Greens are taking further action at Holyrood to address the Tory cost-of-living crisis. We have delivered free bus travel for young people, have doubled the Scottish Child Payment, and increased support for councils to mitigate the impact of the cruel Tory benefit cap. But we must see action at a council level too: wherever the council has powers to address the Tory cost-of-living crisis, we should do so.
That’s why I have been pushing at Housing Committee to ensure that the £80 million in unclaimed benefits does not remain unclaimed. These are benefits Edinburgh residents are entitled to, but which they simply haven’t collected. Improving uptake of benefits would increase household incomes and would help tackle the crisis. Greens have also been pushing for more action from the council on energy efficiency, crisis grants and writing off school meal debt, to name just three.

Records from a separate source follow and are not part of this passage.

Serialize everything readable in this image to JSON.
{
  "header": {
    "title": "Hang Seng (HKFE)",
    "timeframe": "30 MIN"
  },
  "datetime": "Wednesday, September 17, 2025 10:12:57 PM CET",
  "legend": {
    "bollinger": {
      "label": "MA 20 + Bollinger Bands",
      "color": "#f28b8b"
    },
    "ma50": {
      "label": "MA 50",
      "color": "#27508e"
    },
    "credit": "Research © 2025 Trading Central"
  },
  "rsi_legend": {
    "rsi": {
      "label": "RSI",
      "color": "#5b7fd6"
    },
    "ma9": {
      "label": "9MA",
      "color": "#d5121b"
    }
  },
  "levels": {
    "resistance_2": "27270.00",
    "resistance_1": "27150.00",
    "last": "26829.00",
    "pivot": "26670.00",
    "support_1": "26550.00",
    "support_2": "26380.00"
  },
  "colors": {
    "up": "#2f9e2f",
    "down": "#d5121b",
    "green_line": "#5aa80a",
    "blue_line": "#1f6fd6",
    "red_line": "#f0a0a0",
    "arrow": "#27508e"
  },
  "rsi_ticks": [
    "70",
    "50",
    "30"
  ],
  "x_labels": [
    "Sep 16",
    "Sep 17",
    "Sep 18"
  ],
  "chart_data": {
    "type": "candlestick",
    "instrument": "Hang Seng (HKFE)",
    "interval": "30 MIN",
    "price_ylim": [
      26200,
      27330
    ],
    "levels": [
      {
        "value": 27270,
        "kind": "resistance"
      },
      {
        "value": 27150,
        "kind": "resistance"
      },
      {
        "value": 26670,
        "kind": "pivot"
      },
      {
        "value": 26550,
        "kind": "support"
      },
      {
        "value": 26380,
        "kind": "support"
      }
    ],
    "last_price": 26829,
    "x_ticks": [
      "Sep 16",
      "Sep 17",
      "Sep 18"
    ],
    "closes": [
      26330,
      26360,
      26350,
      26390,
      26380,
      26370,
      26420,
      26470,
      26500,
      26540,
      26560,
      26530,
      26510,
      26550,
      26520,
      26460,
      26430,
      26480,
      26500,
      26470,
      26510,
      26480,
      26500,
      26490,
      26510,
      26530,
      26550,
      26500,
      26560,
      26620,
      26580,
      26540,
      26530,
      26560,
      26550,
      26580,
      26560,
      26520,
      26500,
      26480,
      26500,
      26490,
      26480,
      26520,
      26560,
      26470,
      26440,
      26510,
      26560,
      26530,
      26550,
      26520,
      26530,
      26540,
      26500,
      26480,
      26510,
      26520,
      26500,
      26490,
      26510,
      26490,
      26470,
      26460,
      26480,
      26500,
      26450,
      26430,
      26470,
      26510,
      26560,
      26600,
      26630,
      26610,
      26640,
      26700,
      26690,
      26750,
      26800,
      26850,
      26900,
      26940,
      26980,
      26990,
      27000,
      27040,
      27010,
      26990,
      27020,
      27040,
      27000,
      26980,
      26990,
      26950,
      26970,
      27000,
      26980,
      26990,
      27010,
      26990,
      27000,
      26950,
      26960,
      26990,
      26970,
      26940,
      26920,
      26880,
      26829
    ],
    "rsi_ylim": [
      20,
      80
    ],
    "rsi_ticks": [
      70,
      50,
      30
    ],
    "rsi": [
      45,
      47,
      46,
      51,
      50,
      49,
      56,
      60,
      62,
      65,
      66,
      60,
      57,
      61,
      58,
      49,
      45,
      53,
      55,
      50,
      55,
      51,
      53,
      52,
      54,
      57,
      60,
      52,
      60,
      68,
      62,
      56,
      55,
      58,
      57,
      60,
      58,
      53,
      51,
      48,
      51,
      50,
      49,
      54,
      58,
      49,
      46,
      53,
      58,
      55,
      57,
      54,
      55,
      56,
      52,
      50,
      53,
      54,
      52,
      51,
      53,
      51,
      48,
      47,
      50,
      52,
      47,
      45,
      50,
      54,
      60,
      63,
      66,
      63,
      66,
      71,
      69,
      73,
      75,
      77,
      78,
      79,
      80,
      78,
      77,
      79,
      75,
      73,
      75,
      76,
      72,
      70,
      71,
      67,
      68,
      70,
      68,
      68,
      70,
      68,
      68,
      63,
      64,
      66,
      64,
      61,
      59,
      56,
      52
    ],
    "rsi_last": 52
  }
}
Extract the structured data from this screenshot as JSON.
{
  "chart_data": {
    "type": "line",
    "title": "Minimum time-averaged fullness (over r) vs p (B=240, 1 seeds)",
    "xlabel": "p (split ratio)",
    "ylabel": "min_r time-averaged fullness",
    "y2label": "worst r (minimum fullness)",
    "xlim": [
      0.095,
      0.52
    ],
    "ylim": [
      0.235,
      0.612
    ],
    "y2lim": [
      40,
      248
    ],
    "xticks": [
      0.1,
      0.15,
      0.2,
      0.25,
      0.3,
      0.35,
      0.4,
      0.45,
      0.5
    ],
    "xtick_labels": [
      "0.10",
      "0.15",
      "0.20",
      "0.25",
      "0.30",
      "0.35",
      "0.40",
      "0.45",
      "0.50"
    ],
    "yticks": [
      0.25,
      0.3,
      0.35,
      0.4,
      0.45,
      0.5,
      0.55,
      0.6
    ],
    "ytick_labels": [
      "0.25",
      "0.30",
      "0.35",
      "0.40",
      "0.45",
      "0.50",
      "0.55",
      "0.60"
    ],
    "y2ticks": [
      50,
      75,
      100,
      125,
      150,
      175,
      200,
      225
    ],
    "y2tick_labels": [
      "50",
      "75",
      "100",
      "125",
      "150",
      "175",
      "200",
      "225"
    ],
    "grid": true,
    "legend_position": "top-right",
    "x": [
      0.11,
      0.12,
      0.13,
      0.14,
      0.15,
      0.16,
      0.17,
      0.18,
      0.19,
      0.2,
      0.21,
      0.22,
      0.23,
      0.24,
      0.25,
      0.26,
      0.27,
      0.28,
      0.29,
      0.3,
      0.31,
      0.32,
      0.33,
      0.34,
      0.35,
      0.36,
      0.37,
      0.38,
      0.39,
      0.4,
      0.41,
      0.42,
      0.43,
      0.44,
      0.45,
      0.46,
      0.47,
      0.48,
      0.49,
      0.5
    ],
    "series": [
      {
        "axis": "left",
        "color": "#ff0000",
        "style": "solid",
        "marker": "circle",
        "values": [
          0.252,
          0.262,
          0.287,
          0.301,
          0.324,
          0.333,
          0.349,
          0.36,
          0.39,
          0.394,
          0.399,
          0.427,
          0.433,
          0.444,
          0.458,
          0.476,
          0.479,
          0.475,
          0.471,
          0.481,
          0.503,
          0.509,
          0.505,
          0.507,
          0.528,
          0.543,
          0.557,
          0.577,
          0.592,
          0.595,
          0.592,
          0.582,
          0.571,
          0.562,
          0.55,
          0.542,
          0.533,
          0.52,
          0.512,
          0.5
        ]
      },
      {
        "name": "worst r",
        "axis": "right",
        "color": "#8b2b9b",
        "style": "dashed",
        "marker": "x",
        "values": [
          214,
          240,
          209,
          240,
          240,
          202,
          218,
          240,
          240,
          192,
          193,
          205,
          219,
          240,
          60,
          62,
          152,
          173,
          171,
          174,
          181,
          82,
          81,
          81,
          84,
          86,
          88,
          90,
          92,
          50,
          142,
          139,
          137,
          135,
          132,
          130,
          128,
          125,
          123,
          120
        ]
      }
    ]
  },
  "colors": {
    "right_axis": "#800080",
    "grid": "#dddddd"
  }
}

Meanwhile the Tories have failed to take action in response to the fossil fuel industry’s record profits; have cut universal credit and have introduced the cruel benefit cap. This is a crisis of the Tories’ making.
And yet these are precisely the same Tories that the Labour administration at Edinburgh Council has relied on for support in putting them into power. How can this Labour administration seriously claim to be tackling poverty and the Tory cost-of-living crisis, when they rely on the very party which created that poverty for their votes in council? Strange bedfellows indeed.
Susan Rae is the Scottish Green Party councillor for Leith Walk and Edinburgh Greens’ spokesperson on Housing.